Los síntomas más comunes incluyen sensación de que la comida se queda atascada en la garganta o el pecho, dolor al tragar, tos o ahogo durante las comidas, necesidad de beber agua para pasar los alimentos, regurgitación, pérdida de peso involuntaria y episodios repetidos de neumonía por aspiración.
La disfagia puede tener múltiples causas. Entre ellas figuran enfermedades neurológicas, como el Accidente cerebrovascular, la Enfermedad de Parkinson o la Esclerosis múltiple; trastornos musculares; estrechamientos del esófago; reflujo gastroesofágico crónico; tumores de cabeza, cuello o esófago, y el envejecimiento, que puede disminuir la eficacia de los músculos implicados en la deglución.

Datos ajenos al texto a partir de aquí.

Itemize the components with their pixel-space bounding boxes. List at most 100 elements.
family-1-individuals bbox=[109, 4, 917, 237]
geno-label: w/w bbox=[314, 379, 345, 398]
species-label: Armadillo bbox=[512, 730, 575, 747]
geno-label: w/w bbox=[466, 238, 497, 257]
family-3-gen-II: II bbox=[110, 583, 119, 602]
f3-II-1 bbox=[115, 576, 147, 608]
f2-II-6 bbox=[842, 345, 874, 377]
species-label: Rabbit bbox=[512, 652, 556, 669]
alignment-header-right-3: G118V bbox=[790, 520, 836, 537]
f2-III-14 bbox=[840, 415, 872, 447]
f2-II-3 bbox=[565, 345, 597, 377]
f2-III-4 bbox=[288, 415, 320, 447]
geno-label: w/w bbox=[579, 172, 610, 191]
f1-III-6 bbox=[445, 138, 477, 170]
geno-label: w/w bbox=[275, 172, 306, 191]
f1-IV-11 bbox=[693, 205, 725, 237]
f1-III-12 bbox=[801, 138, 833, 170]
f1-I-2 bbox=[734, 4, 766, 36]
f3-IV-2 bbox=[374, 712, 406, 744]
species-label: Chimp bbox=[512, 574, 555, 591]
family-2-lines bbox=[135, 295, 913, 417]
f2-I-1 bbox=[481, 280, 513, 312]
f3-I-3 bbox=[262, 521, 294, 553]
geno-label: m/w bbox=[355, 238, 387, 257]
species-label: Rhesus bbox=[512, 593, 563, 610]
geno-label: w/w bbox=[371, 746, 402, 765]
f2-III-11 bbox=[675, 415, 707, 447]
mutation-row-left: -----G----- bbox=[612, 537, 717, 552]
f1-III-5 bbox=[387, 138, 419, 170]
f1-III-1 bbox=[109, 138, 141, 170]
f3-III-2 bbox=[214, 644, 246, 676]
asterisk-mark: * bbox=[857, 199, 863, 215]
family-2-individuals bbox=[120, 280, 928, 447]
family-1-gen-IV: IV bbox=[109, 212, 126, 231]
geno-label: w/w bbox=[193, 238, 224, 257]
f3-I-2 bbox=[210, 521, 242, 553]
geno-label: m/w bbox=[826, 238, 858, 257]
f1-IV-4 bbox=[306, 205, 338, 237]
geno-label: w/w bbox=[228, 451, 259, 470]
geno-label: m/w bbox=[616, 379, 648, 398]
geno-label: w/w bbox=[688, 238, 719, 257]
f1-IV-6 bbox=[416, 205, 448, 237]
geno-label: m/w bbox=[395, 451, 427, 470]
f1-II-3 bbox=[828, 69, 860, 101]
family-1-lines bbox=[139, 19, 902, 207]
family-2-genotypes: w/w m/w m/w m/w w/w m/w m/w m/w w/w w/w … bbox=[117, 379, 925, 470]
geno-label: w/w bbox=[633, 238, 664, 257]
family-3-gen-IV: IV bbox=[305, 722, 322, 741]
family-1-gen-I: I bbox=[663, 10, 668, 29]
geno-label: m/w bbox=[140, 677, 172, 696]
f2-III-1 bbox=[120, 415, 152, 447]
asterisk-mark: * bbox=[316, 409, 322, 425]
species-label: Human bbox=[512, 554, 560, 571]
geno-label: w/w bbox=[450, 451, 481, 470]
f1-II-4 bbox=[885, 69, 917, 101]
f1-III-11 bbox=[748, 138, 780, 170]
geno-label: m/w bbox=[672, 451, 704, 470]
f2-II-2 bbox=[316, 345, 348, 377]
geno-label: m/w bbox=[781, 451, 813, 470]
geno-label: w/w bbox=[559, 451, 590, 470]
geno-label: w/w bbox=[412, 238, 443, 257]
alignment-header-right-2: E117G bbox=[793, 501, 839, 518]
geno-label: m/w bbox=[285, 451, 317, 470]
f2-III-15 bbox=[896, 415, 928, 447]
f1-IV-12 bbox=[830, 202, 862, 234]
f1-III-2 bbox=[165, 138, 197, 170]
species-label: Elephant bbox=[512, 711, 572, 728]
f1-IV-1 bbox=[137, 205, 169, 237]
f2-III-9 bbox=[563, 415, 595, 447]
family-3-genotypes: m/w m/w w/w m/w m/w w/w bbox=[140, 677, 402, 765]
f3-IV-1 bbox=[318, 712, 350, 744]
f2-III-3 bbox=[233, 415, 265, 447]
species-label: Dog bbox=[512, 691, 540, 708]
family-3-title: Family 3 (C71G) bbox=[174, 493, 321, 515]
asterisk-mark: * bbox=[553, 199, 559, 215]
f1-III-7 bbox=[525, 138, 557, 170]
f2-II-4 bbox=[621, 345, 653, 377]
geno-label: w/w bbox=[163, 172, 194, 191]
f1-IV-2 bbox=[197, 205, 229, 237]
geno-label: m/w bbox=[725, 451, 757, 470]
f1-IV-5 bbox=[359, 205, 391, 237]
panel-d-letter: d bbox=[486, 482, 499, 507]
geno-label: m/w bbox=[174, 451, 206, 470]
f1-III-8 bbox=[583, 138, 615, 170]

Los médicos recomiendan buscar atención si los atragantamientos son frecuentes, existe dificultad persistente para tragar alimentos sólidos o líquidos, aparece dolor al deglutir, se produce pérdida de peso sin explicación, la voz cambia después de comer o se presentan episodios repetidos de tos durante las comidas.
El diagnóstico suele incluir una evaluación clínica y pruebas como estudios de deglución con contraste, endoscopia digestiva o manometría esofágica, dependiendo de la causa sospechada.
El tratamiento varía según el origen del problema. Puede incluir terapia de rehabilitación con un especialista en deglución, cambios en la alimentación y la consistencia de los alimentos, medicamentos para tratar enfermedades subyacentes o, en algunos casos, procedimientos endoscópicos o cirugía.
Los especialistas insisten en que la disfagia no debe considerarse una consecuencia normal del envejecimiento. Detectarla y tratarla a tiempo ayuda a prevenir complicaciones como la desnutrición, la deshidratación y las infecciones respiratorias por aspiración.